Selon la synthèse du rapport publiée fin jnavier par Koaci.com, ce « phénomène d’agri-business » aurait commencé en 2008-2009 avec monhevea.com et Respiidia World Group. Depuis août 2016, Monsuccès, Respiidia, monhevea.com et Sagrici, connaitraient des difficultés de paiement des retours sur investissement (RSI), les circuits de commercialisation seraient informels voire inexistants pour certaines entreprises ; certaines entreprises d’agro business ont réinvesti les fonds dans des secteurs autres que l’agriculture (immobilier, pharmaceutique, distribution) ; les RSI payés aux souscripteurs ne proviennent pas des revenus issus de la vente des récoltes mais plutôt des nouvelles souscriptions.

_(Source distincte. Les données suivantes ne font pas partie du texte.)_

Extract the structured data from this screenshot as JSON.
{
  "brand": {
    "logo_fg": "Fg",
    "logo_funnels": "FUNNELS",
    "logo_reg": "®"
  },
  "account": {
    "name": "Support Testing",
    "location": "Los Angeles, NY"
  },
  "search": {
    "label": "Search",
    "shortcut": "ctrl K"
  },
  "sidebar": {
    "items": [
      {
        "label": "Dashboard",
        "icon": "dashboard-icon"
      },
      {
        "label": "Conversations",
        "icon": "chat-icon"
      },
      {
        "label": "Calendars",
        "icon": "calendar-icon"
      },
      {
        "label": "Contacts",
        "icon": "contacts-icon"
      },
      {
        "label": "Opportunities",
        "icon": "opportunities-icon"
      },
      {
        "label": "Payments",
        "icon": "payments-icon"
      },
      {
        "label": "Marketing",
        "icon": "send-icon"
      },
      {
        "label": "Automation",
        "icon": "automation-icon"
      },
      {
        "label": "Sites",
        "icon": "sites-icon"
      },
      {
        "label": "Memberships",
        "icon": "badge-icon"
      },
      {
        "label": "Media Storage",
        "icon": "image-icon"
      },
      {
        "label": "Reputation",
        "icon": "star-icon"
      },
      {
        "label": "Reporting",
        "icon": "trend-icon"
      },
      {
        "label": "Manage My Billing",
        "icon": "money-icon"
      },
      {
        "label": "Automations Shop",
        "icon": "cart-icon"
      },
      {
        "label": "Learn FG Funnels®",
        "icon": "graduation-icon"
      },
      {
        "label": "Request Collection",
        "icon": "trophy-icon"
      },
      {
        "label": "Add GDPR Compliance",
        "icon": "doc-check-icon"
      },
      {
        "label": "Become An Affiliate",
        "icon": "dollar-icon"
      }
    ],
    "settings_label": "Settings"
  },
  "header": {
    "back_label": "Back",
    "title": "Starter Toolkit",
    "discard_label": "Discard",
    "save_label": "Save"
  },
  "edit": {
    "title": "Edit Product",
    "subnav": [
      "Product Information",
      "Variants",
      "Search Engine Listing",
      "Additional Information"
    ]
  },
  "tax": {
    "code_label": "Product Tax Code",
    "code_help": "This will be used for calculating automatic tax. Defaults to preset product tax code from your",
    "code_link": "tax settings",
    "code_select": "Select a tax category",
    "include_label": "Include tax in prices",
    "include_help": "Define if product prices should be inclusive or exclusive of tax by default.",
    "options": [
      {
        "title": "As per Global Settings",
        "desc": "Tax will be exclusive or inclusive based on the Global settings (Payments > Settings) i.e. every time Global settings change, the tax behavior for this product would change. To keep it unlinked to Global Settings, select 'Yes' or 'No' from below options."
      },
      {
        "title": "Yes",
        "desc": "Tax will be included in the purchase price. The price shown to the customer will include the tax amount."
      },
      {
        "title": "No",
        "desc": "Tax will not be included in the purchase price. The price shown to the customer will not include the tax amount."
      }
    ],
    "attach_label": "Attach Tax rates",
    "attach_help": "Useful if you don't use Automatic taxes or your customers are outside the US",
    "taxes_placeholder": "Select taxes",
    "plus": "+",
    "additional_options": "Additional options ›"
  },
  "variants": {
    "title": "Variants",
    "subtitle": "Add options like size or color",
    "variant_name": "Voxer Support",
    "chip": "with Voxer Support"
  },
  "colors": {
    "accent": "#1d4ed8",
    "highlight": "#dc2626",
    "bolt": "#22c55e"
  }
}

Le rapport a conduit au gel des comptes par la justice de 27 sociétés d’agro-business, l’incarcération de certains dirigeants ou l’émission de mandats d’arrêt. Des mesures que contestent certaines associations de souscripteurs, souligne RFI, l’Etat en décidant de geler les comptes des structures d’agrobusiness outrepasse ses droits et surtout bloque une mécanique dont, jusqu’ici, aucun souscripteur n’avait eu à se plaindre, .

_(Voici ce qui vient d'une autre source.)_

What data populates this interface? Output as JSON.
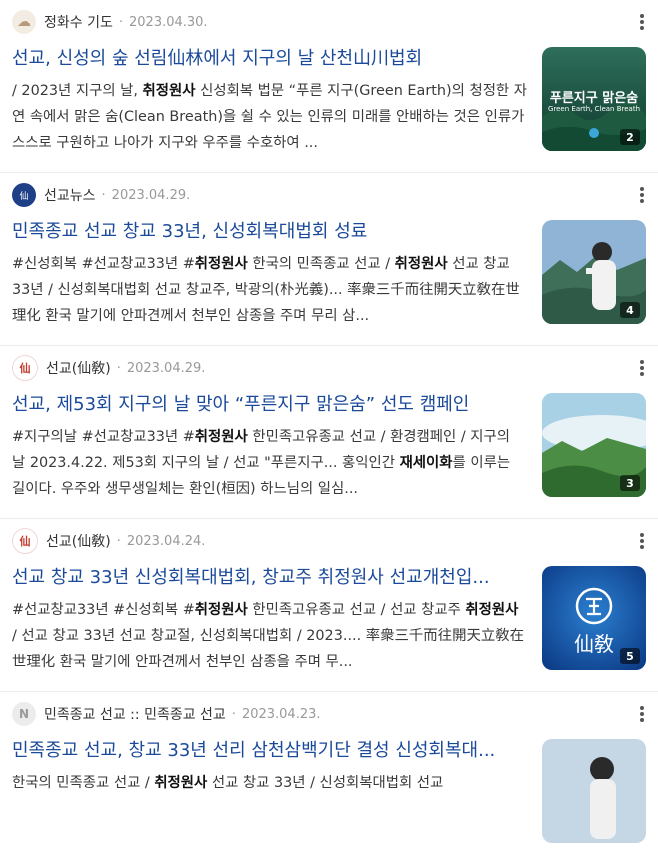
{
  "results": [
    {
      "author": "정화수 기도",
      "date": "2023.04.30.",
      "avatar_icon": "cloud-avatar-icon",
      "title": "선교, 신성의 숲 선림仙林에서 지구의 날 산천山川법회",
      "snippet": [
        {
          "t": "/ 2023년 지구의 날, ",
          "b": false
        },
        {
          "t": "취정원사",
          "b": true
        },
        {
          "t": " 신성회복 법문 “푸른 지구(Green Earth)의 청정한 자연 속에서 맑은 숨(Clean Breath)을 쉴 수 있는 인류의 미래를 안배하는 것은 인류가 스스로 구원하고 나아가 지구와 우주를 수호하여 ...",
          "b": false
        }
      ],
      "thumb_title": "푸른지구 맑은숨",
      "thumb_subtitle": "Green Earth, Clean Breath",
      "thumb_count": "2"
    },
    {
      "author": "선교뉴스",
      "date": "2023.04.29.",
      "avatar_icon": "news-logo-avatar-icon",
      "title": "민족종교 선교 창교 33년, 신성회복대법회 성료",
      "snippet": [
        {
          "t": "#신성회복 #선교창교33년 #",
          "b": false
        },
        {
          "t": "취정원사",
          "b": true
        },
        {
          "t": " 한국의 민족종교 선교 / ",
          "b": false
        },
        {
          "t": "취정원사",
          "b": true
        },
        {
          "t": " 선교 창교 33년 / 신성회복대법회 선교 창교주, 박광의(朴光義)... 率衆三千而往開天立敎在世理化 환국 말기에 안파견께서 천부인 삼종을 주며 무리 삼...",
          "b": false
        }
      ],
      "thumb_title": "",
      "thumb_subtitle": "",
      "thumb_count": "4"
    },
    {
      "author": "선교(仙敎)",
      "date": "2023.04.29.",
      "avatar_icon": "seal-avatar-icon",
      "title": "선교, 제53회 지구의 날 맞아 “푸른지구 맑은숨” 선도 캠페인",
      "snippet": [
        {
          "t": "#지구의날 #선교창교33년 #",
          "b": false
        },
        {
          "t": "취정원사",
          "b": true
        },
        {
          "t": " 한민족고유종교 선교 / 환경캠페인 / 지구의 날 2023.4.22. 제53회 지구의 날 / 선교 \"푸른지구... 홍익인간 ",
          "b": false
        },
        {
          "t": "재세이화",
          "b": true
        },
        {
          "t": "를 이루는 길이다. 우주와 생무생일체는 환인(桓因) 하느님의 일심...",
          "b": false
        }
      ],
      "thumb_title": "",
      "thumb_subtitle": "",
      "thumb_count": "3"
    },
    {
      "author": "선교(仙敎)",
      "date": "2023.04.24.",
      "avatar_icon": "seal-avatar-icon",
      "title": "선교 창교 33년 신성회복대법회, 창교주 취정원사 선교개천입...",
      "snippet": [
        {
          "t": "#선교창교33년 #신성회복 #",
          "b": false
        },
        {
          "t": "취정원사",
          "b": true
        },
        {
          "t": " 한민족고유종교 선교 / 선교 창교주 ",
          "b": false
        },
        {
          "t": "취정원사",
          "b": true
        },
        {
          "t": " / 선교 창교 33년 선교 창교절, 신성회복대법회 / 2023.... 率衆三千而往開天立敎在世理化 환국 말기에 안파견께서 천부인 삼종을 주며 무...",
          "b": false
        }
      ],
      "thumb_title": "仙敎",
      "thumb_subtitle": "",
      "thumb_count": "5"
    },
    {
      "author": "민족종교 선교 :: 민족종교 선교",
      "date": "2023.04.23.",
      "avatar_icon": "n-avatar-icon",
      "title": "민족종교 선교, 창교 33년 선리 삼천삼백기단 결성 신성회복대...",
      "snippet": [
        {
          "t": "한국의 민족종교 선교 / ",
          "b": false
        },
        {
          "t": "취정원사",
          "b": true
        },
        {
          "t": " 선교 창교 33년 / 신성회복대법회 선교",
          "b": false
        }
      ],
      "thumb_title": "",
      "thumb_subtitle": "",
      "thumb_count": ""
    }
  ]
}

Actuellement, les données du recensement sont en cours de traitement en vue de déterminer le nombre exact de souscripteurs (personnes physiques ou morales) concernés par l’opération de remboursement ainsi que le montant exact du capital investi non encore remboursé (contrats en cours de validité). Le Comité de veille s’attèle, notamment, à affiner les données, à recouper leurs informations avec d’autres sources (listes obtenues à partir de données fournies par les banques, celles recueillies par la police économique sur la base des matériels saisis, et celles élaborées par les représentants des souscripteurs organisés sous forme de groupement), précise Apa.

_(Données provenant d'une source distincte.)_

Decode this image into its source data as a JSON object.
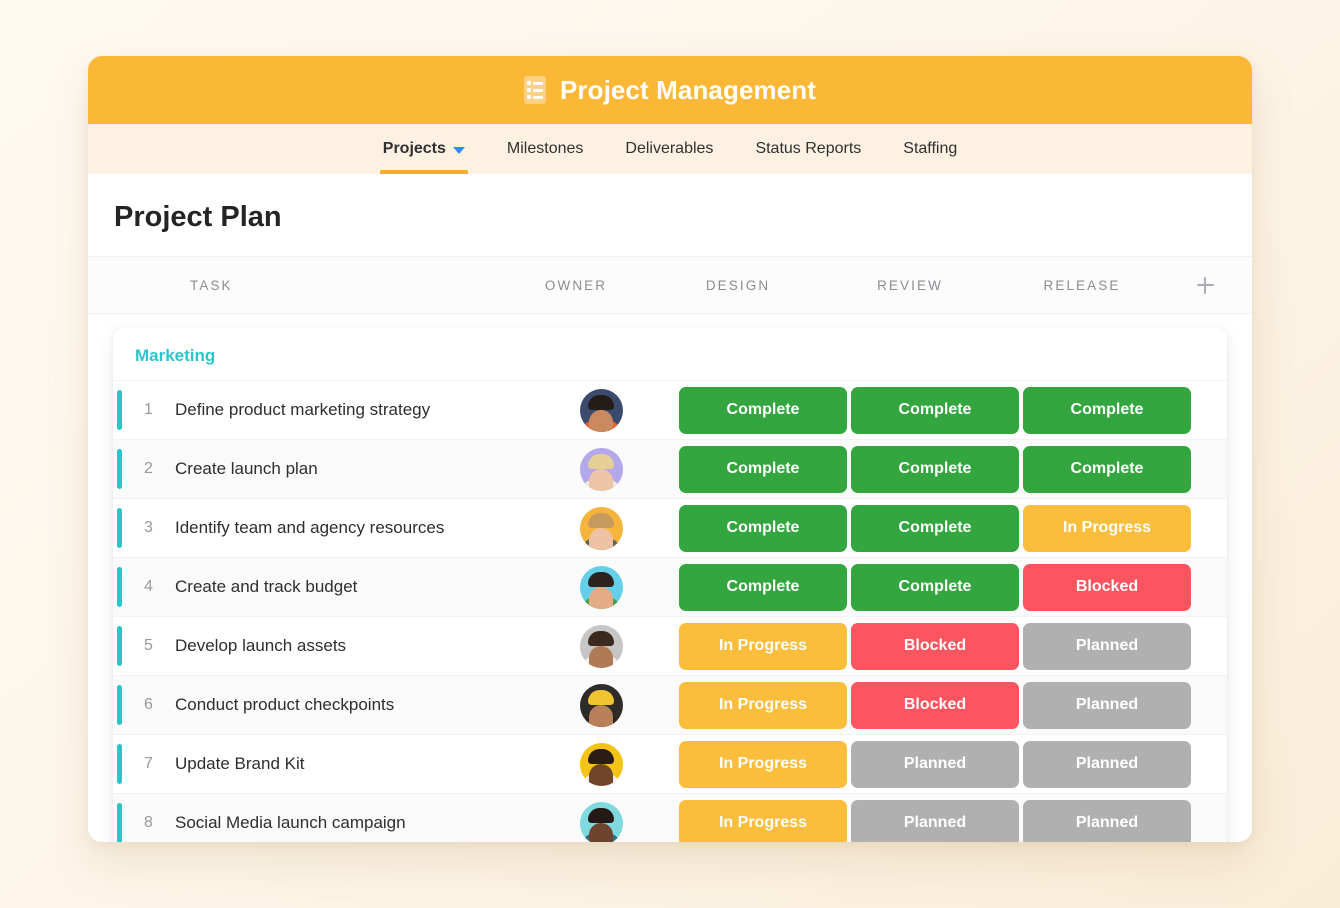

‘’Etant donné le volume des contrats reçus et de l’importance cruciale de disposer de listes fiables, le Comité de veille a proposé au gouvernement la date du 15 mars 2017 pour procéder au remboursement du capital initial investi par chaque souscripteur selon les ressources disponibles sur les comptes bancaires des sociétés d’agro-business’’, selon le communiqué du ministre ivoirien de l’Economie et des finances de mercredi dernier.